The second started much like the first ended, with the Flames controlling the play early.  They would add to their lead at 3:38 when Jiri Hudler would pot a power play point against Mason to put the Flames up by a trey. Nashville would respond less than two minutes later, however, with their own power play goal off the stick of Gabriel (Don’t call me Ray!) Bourque. That would be it for scoring in the second, though the Flames showed no signs of letting up – they matched Nashville event for event from there on out until the intermission, leading to the stats all being in their favour: chances were 9-4 (15-8), 7-3 at evens (13-5); shots were 8-6 (14-12) and the Flames moved the Corsi needle further to the positive side, with a +6 rating when the horn blew.
The Flames came out in the third looking for the kill, and a nice drive from Lee Stempniak led to a rebound going behind Mason and into the net via Curtis Glencross’ arm, making him the first Flame to reach the double-digit goal mark. Mike Fisher would make the deficit two again after a perfect deflection in the middle of the slot on Roman Josi’s shot beat Kiprusoff. The Stajan line – which has been very good pretty much the entire season – drove down the ice again and Curtis Glencross would pot his second of the game, extending the lead to 5-2. The Legwandian one would score for Nashville but it was all for naught as GlenX would complete the Hatty as a rink-long shot found the back of the net with just under a minute left.
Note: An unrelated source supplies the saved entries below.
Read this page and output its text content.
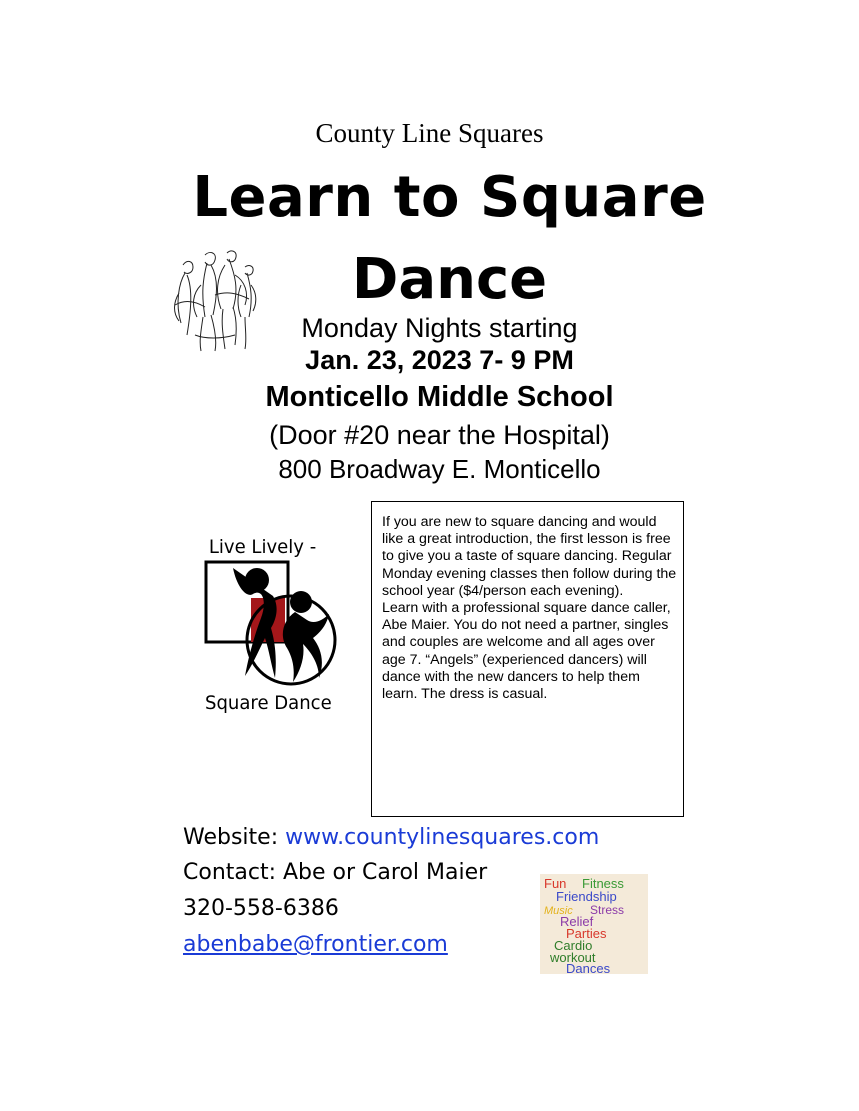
County Line Squares
Learn to Square
Dance
Monday Nights starting
Jan. 23, 2023 7- 9 PM
Monticello Middle School
(Door #20 near the Hospital)
800 Broadway E. Monticello
Live Lively -
Square Dance

If you are new to square dancing and would like a great introduction, the first lesson is free to give you a taste of square dancing. Regular Monday evening classes then follow during the school year ($4/person each evening).

Learn with a professional square dance caller, Abe Maier. You do not need a partner, singles and couples are welcome and all ages over age 7. “Angels” (experienced dancers) will dance with the new dancers to help them learn. The dress is casual.

Website: www.countylinesquares.com
Contact: Abe or Carol Maier
320-558-6386
abenbabe@frontier.com
Fun Fitness
Friendship
Music Stress
Relief
Parties
Cardio
workout
Dances
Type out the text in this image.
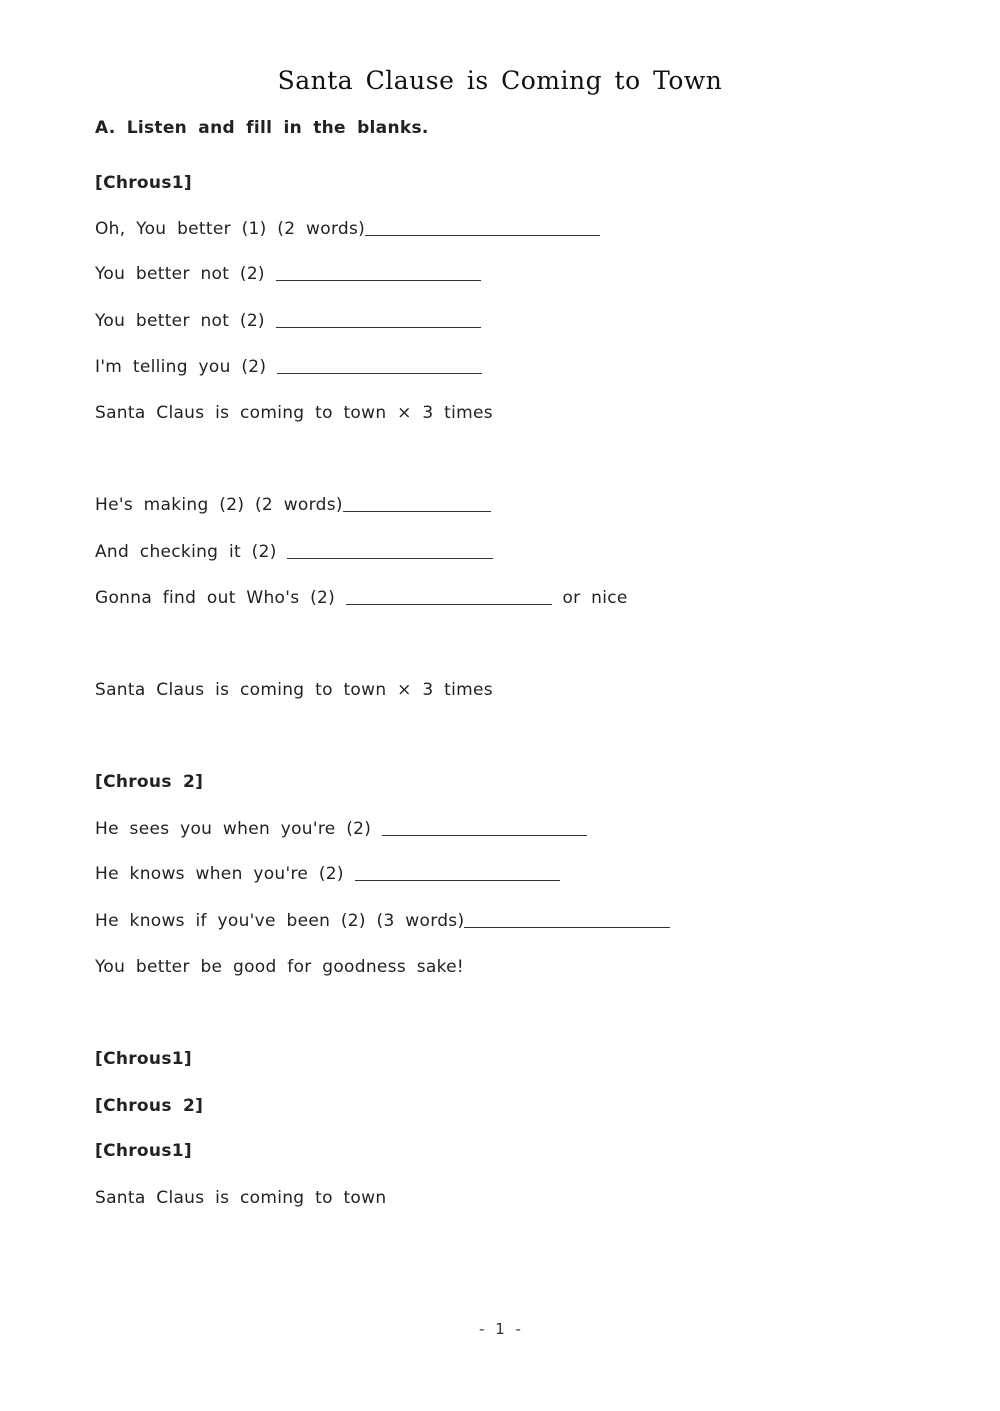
Santa Clause is Coming to Town
A. Listen and fill in the blanks.
[Chrous1]
Oh, You better (1) (2 words)
You better not (2)
You better not (2)
I'm telling you (2)
Santa Claus is coming to town × 3 times
He's making (2) (2 words)
And checking it (2)
Gonna find out Who's (2)	or nice
Santa Claus is coming to town × 3 times
[Chrous 2]
He sees you when you're (2)
He knows when you're (2)
He knows if you've been (2) (3 words)
You better be good for goodness sake!
[Chrous1]
[Chrous 2]
[Chrous1]
Santa Claus is coming to town
- 1 -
Chances were 4-2 Flames in the third, all at even strength, thus the Flames won the chance battle by a considerable margin (19-10). They also out-shot and out-corsied the Preds, 22-20 and +5 respectively. Everyone on the Flames except for Smith, Begin and Butler had a ZS% <50% tonight, with Giordano and Wideman getting hit espically hard: 27% and 23% of their shifts were started in the O-Zone tonight.

Why The Flames Won

Simply because they were the better team. They had the usual meh goaltending from Kiprusoff (.882 EVSV%) but that doesn’t really matter when you out-shoot and out-chance your opponent as well as score 6 goals on their goalies. They were better and they deserved to win.

Firestarter

It can’t be anyone other than Curtis Glencross tonight – even though only one of his goals was a scorer’s goal, they all count the same. Honourable mention goes to Lee Stempniak and Mikael Backlund. Second game in a row for Glencross in this space.

Sum It Up

I’m not a big fan of the lose-for-picks mentality, and combine that with the fact that the Flames are 3 points back of a playoff spot with a game in hand – well, winning’s the only way to go.
The Flames don’t play again until Monday, but we’ll have plenty of stuff this weekend to pique your interest. Go GSP and Go Flames.